The advice is going to be different for everyone.  Did you spend high school studying all the time and avoiding a social life?  Well if so, wouldn’t you tell that version of you to put the books away some night and go make a fool of yourself at a party?  Or did you spend school playing video games and sneaking out to vape with friends?  Maybe you’d tell that you, “Stop wasting your time!  Do something useful!” 

And what would you tell the you that’s moving forward now?  I think tuktuk’s advice is great, to focus on the future and not the mistakes of the past (though of course they’ll keep coming back, as they always do!). 

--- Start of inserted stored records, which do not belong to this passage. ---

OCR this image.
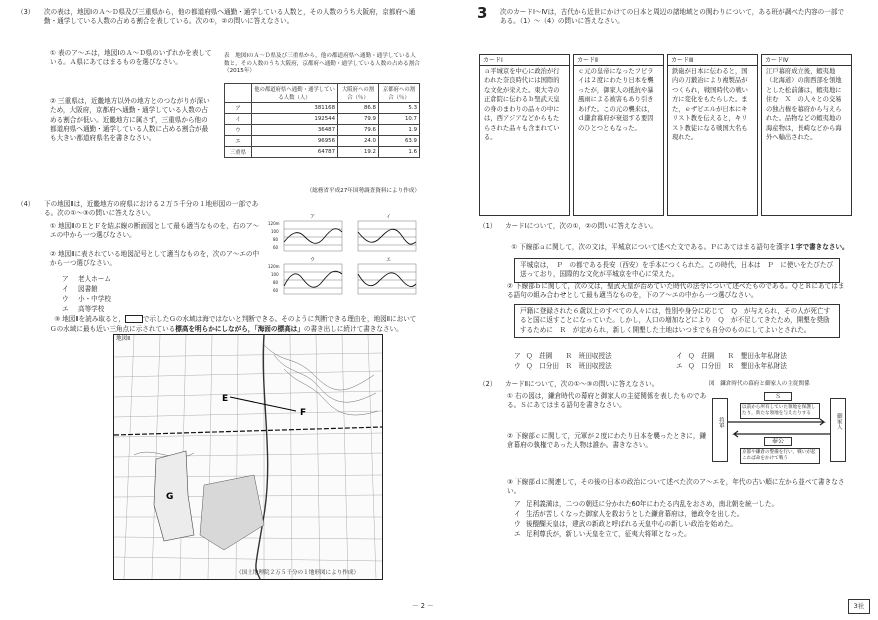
（3） 次の表は，地図ⅠのＡ～Ｄ県及び三重県から，他の都道府県へ通勤・通学している人数と，その人数のうち大阪府，京都府へ通勤・通学している人数の占める割合を表している。次の①，②の問いに答えなさい。
① 表のア～エは，地図ⅠのＡ～Ｄ県のいずれかを表している。Ａ県にあてはまるものを選びなさい。
② 三重県は，近畿地方以外の地方とのつながりが深いため，大阪府，京都府へ通勤・通学している人数の占める割合が低い。近畿地方に属さず，三重県から他の都道府県へ通勤・通学している人数に占める割合が最も大きい都道府県名を書きなさい。
表　地図ⅠのＡ～Ｄ県及び三重県から，他の都道府県へ通勤・通学している人数と，その人数のうち大阪府，京都府へ通勤・通学している人数の占める割合（2015年）
	他の都道府県へ通勤・通学している人数（人）	大阪府への割合（％）	京都府への割合（％）
ア	381168	86.8	5.3
イ	192544	79.9	10.7
ウ	36487	79.6	1.9
エ	96956	24.0	63.9
三重県	64787	19.2	1.6
（総務省平成27年国勢調査資料により作成）
（4） 下の地図Ⅱは，近畿地方の府県における２万５千分の１地形図の一部である。次の①～③の問いに答えなさい。
① 地図ⅡのＥとＦを結ぶ線の断面図として最も適当なものを，右のア～エの中から一つ選びなさい。
② 地図Ⅱに表されている地図記号として適当なものを，次のア～エの中から一つ選びなさい。
ア 老人ホーム
イ 図書館
ウ 小・中学校
エ 高等学校
ア	イ
ウ	エ
120m
100
80
60
120m
100
80
60

③ 地図Ⅱを読み取ると，	で示したＧの水域は海ではないと判断できる。そのように判断できる理由を，地図ⅡにおいてＧの水域に最も近い三角点に示されている標高を明らかにしながら，「海面の標高は」の書き出しに続けて書きなさい。

地図Ⅱ
E
F
G
（国土地理院２万５千分の１地形図により作成）
－ 2 －
3 次のカードⅠ～Ⅳは，古代から近世にかけての日本と周辺の諸地域との関わりについて，ある班が調べた内容の一部である。（1）～（4）の問いに答えなさい。
カードⅠ
ａ平城京を中心に政治が行われた奈良時代には国際的な文化が栄えた。東大寺の正倉院に伝わるｂ聖武天皇の身のまわりの品々の中には，西アジアなどからもたらされた品々も含まれている。
カードⅡ
ｃ元の皇帝になったフビライは２度にわたり日本を襲ったが，御家人の抵抗や暴風雨による被害もあり引きあげた。この元の襲来は，ｄ鎌倉幕府が衰退する要因のひとつともなった。
カードⅢ
鉄砲が日本に伝わると，国内の刀鍛冶により複製品がつくられ，戦国時代の戦い方に変化をもたらした。また，ｅザビエルが日本にキリスト教を伝えると，キリスト教徒になる戦国大名も現れた。
カードⅣ
江戸幕府成立後，蝦夷地（北海道）の南西部を領地とした松前藩は，蝦夷地に住む　Ｘ　の人々との交易の独占権を幕府から与えられた。品物などの蝦夷地の海産物は，長崎などから海外へ輸出された。
（1） カードⅠについて，次の①，②の問いに答えなさい。

① 下線部ａに関して，次の文は，平城京について述べた文である。Ｐにあてはまる語句を漢字１字で書きなさい。

平城京は，　Ｐ　の都である長安（西安）を手本につくられた。この時代，日本は　Ｐ　に使いをたびたび送っており，国際的な文化が平城京を中心に栄えた。
② 下線部ｂに関して，次の文は，聖武天皇が治めていた時代の法令について述べたものである。ＱとＲにあてはまる語句の組み合わせとして最も適当なものを，下のア～エの中から一つ選びなさい。
戸籍に登録された６歳以上のすべての人々には，性別や身分に応じて　Ｑ　が与えられ，その人が死亡すると国に返すことになっていた。しかし，人口の増加などにより　Ｑ　が不足してきたため，開墾を奨励するために　Ｒ　が定められ，新しく開墾した土地はいつまでも自分のものにしてよいとされた。
ア Ｑ　荘園　　Ｒ　班田収授法	イ Ｑ　荘園　　Ｒ　墾田永年私財法
ウ Ｑ　口分田　Ｒ　班田収授法	エ Ｑ　口分田　Ｒ　墾田永年私財法
（2） カードⅡについて，次の①～③の問いに答えなさい。
① 右の図は，鎌倉時代の幕府と御家人の主従関係を表したものである。Ｓにあてはまる語句を書きなさい。
② 下線部ｃに関して，元軍が２度にわたり日本を襲ったときに，鎌倉幕府の執権であった人物は誰か。書きなさい。
③ 下線部ｄに関連して，その後の日本の政治について述べた次のア～エを，年代の古い順に左から並べて書きなさい。
図　鎌倉時代の幕府と御家人の主従関係
将軍	御家人
Ｓ
以前から所有していた領地を保護したり，新たな領地を与えたりする
奉公
京都や鎌倉の警備を行い，戦いが起これば命をかけて戦う
ア 足利義満は，二つの朝廷に分かれた60年にわたる内乱をおさめ，南北朝を統一した。
イ 生活が苦しくなった御家人を救おうとした鎌倉幕府は，徳政令を出した。
ウ 後醍醐天皇は，建武の新政と呼ばれる天皇中心の新しい政治を始めた。
エ 足利尊氏が，新しい天皇を立て，征夷大将軍となった。
3社
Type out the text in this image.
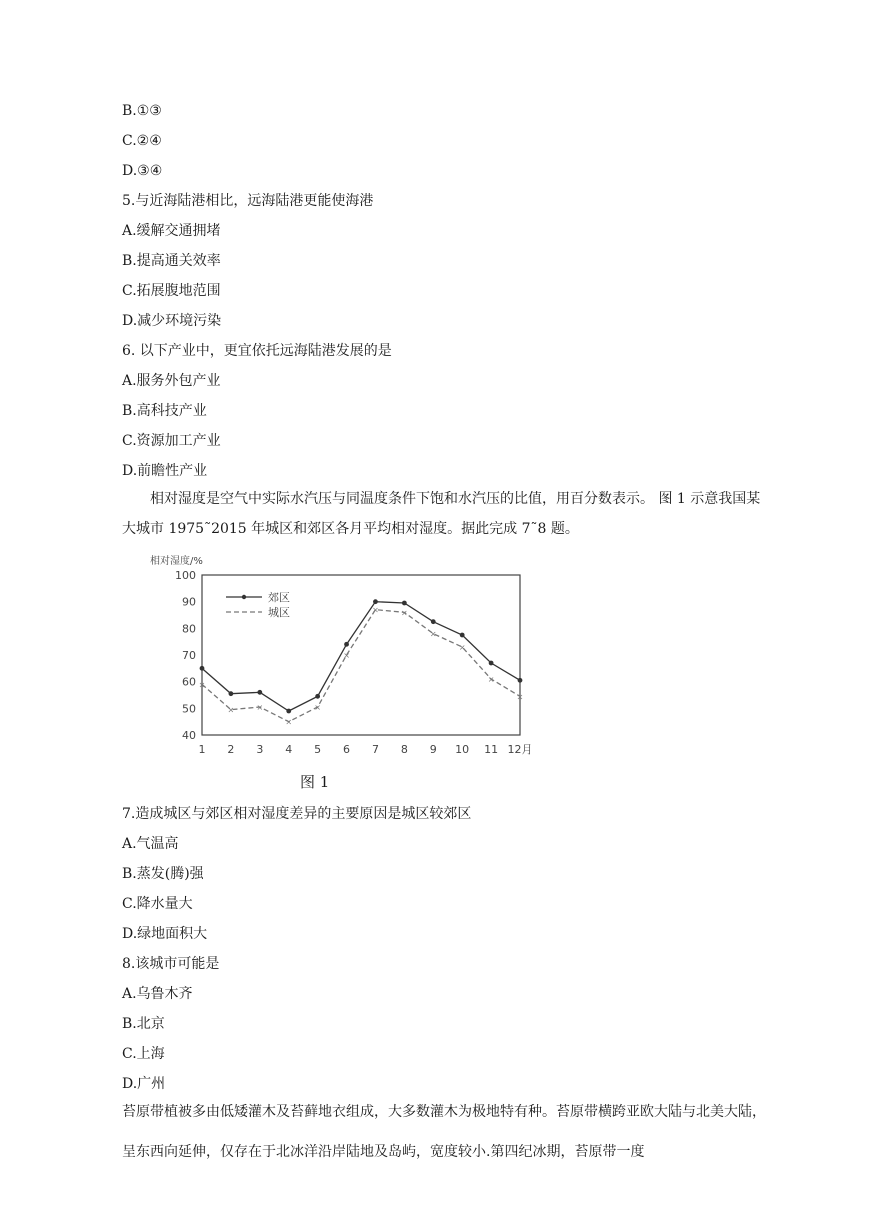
B.①③
C.②④
D.③④
5.与近海陆港相比，远海陆港更能使海港
A.缓解交通拥堵
B.提高通关效率
C.拓展腹地范围
D.减少环境污染
6. 以下产业中，更宜依托远海陆港发展的是
A.服务外包产业
B.高科技产业
C.资源加工产业
D.前瞻性产业
相对湿度是空气中实际水汽压与同温度条件下饱和水汽压的比值，用百分数表示。 图 1 示意我国某大城市 1975˜2015 年城区和郊区各月平均相对湿度。据此完成 7˜8 题。
相对湿度/%
40
50
60
70
80
90
100
1 2 3 4 5 6 7 8 9 10 11 12月
郊区
×
×	×
×
×
×
×	×
×
×
×
×
城区
图 1
7.造成城区与郊区相对湿度差异的主要原因是城区较郊区
A.气温高
B.蒸发(腾)强
C.降水量大
D.绿地面积大
8.该城市可能是
A.乌鲁木齐
B.北京
C.上海
D.广州
苔原带植被多由低矮灌木及苔藓地衣组成，大多数灌木为极地特有种。苔原带横跨亚欧大陆与北美大陆，呈东西向延伸，仅存在于北冰洋沿岸陆地及岛屿，宽度较小.第四纪冰期，苔原带一度
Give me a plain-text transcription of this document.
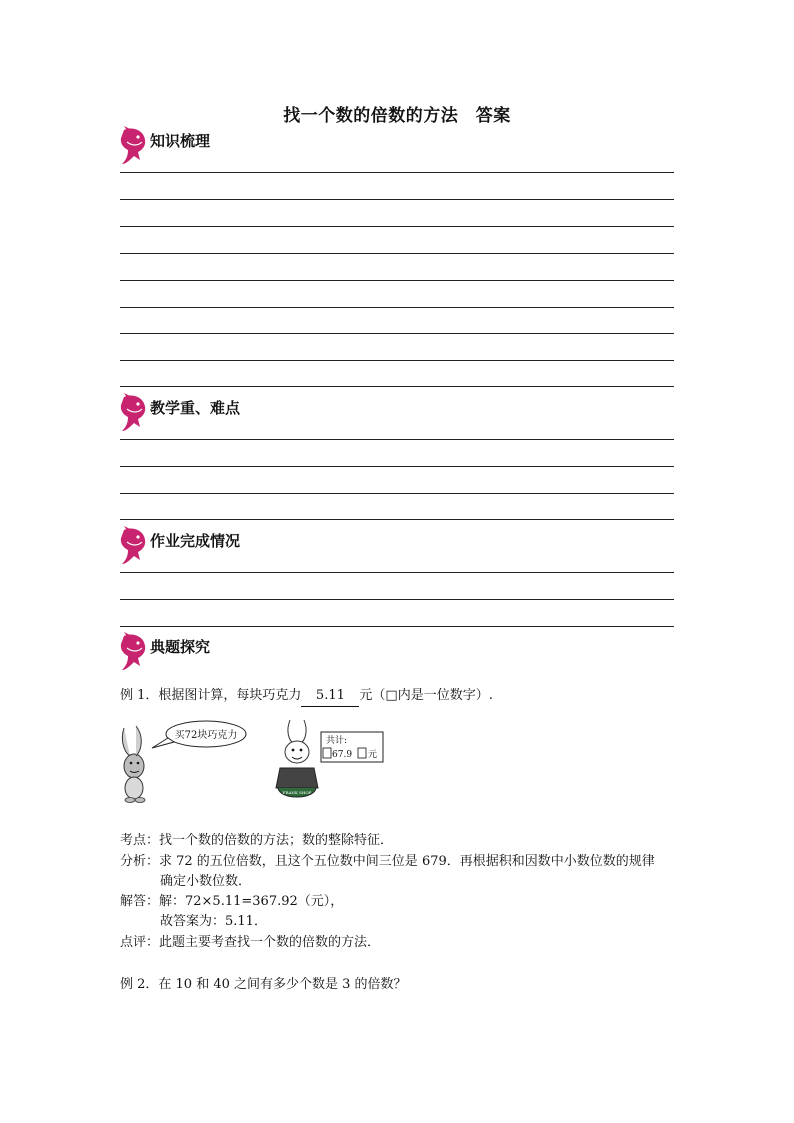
找一个数的倍数的方法　答案
知识梳理
教学重、难点
作业完成情况
典题探究
例 1．根据图计算，每块巧克力 5.11 元（□内是一位数字）.
买72块巧克力
FRANK SHOP
共计:
67.9 元
考点：找一个数的倍数的方法；数的整除特征．
分析：求 72 的五位倍数，且这个五位数中间三位是 679．再根据积和因数中小数位数的规律
确定小数位数．
解答：解：72×5.11=367.92（元），
故答案为：5.11．
点评：此题主要考查找一个数的倍数的方法．
例 2．在 10 和 40 之间有多少个数是 3 的倍数？
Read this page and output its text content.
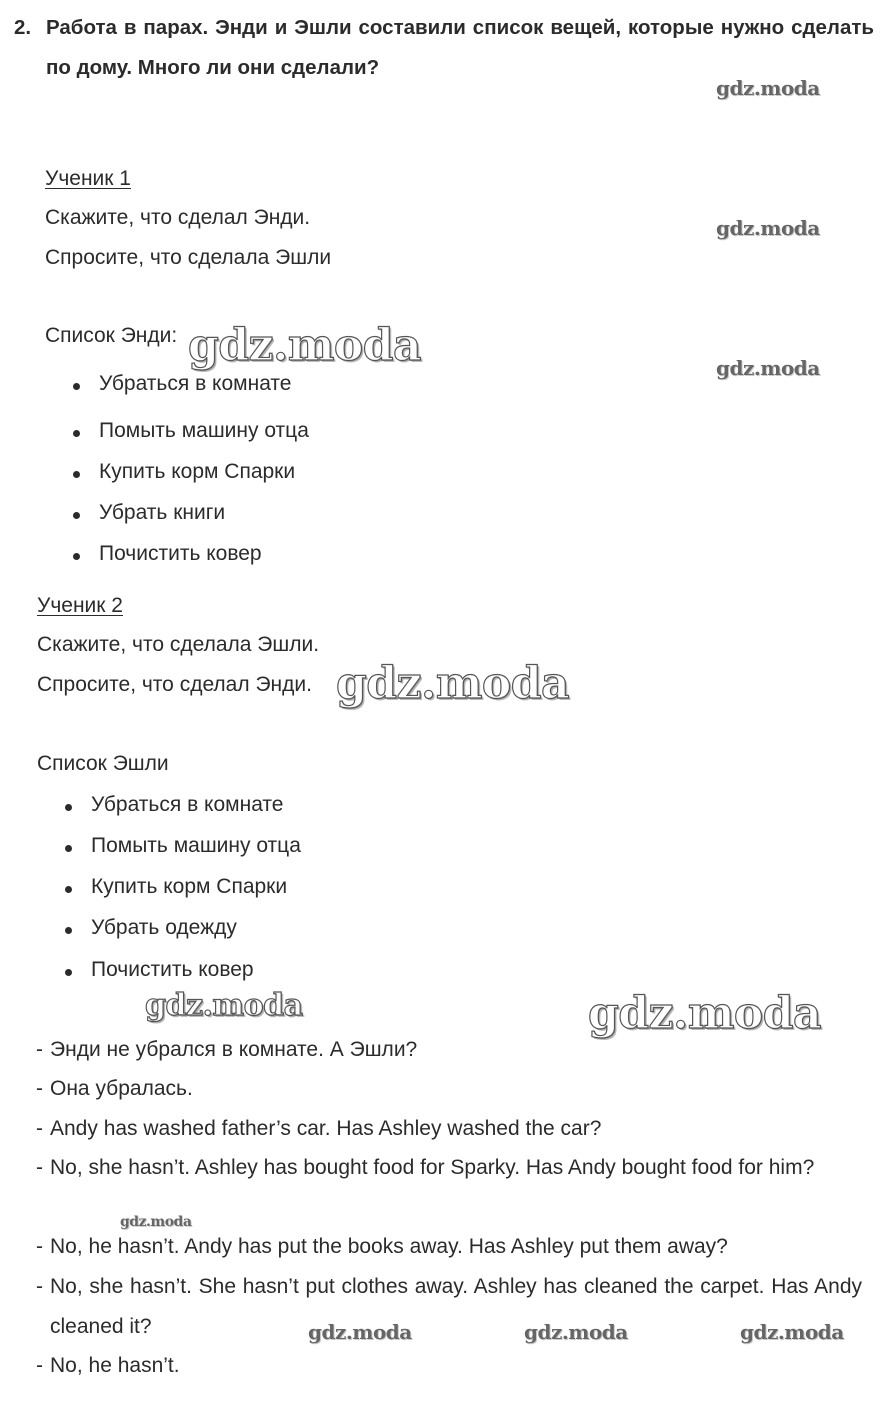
2. Работа в парах. Энди и Эшли составили список вещей, которые нужно сделать по дому. Много ли они сделали?
Ученик 1
Скажите, что сделал Энди.
Спросите, что сделала Эшли
Список Энди:
Убраться в комнате
Помыть машину отца
Купить корм Спарки
Убрать книги
Почистить ковер
Ученик 2
Скажите, что сделала Эшли.
Спросите, что сделал Энди.
Список Эшли
Убраться в комнате
Помыть машину отца
Купить корм Спарки
Убрать одежду
Почистить ковер
- Энди не убрался в комнате. А Эшли?
- Она убралась.
- Andy has washed father’s car. Has Ashley washed the car?
- No, she hasn’t. Ashley has bought food for Sparky. Has Andy bought food for him?
- No, he hasn’t. Andy has put the books away. Has Ashley put them away?
- No, she hasn’t. She hasn’t put clothes away. Ashley has cleaned the carpet. Has Andy cleaned it?
- No, he hasn’t.
gdz.moda
gdz.moda
gdz.moda
gdz.moda
gdz.moda
gdz.moda	gdz.moda
gdz.moda
gdz.moda	gdz.moda	gdz.moda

For example, did you accidentally go out last week without a mask?  Did you hug a friend when you weren’t supposed to?  Well, you could focus on “I’m such an air-head!  I could have caused someone’s death!  I’m so horrible!”  Or you could say, “Hmm… I need to learn from that.  Maybe I’ll get an extra mask and keep it in my pocket in case I forget again.”  And “I need to stay more focused, and not hug people though I want to so badly!”  That’s a much healthier way to deal with those screwups. 

Because, my friends, every one of us is our present, our past, and our future, right now.  I am so in awe of the end of tuktuk’s dream – getting a picture of herself with her younger self, taken by her mother.  What a great definition of your eternal self! 

I recommended to her, and I do to all of you, to put some time aside and follow through on that idea.  However you’d do it.  Draw a picture of you and your younger self.  Or use your brilliance on computers to create a photograph of you two together.  Or maybe write a play where you two meet and talk.  Whatever you create will be your truth, right now.  And maybe add your future self in there as well.

The world is new every day, my friends.  And each of you get to be a part of creating what it will be.  This virus will go down, or maybe even go away.  What matters is what the post-pandemic world will be.  And that’s up to you.

Talk to your past, your future, your parents and friends, and most importantly to your present selves.  Whether you’re 9 or 99, the most exciting moment ever, full of more potential than ever before, is right now.

So throw that goofy hat in the air, give a joyous yell, and leap into it! It’s YOURS!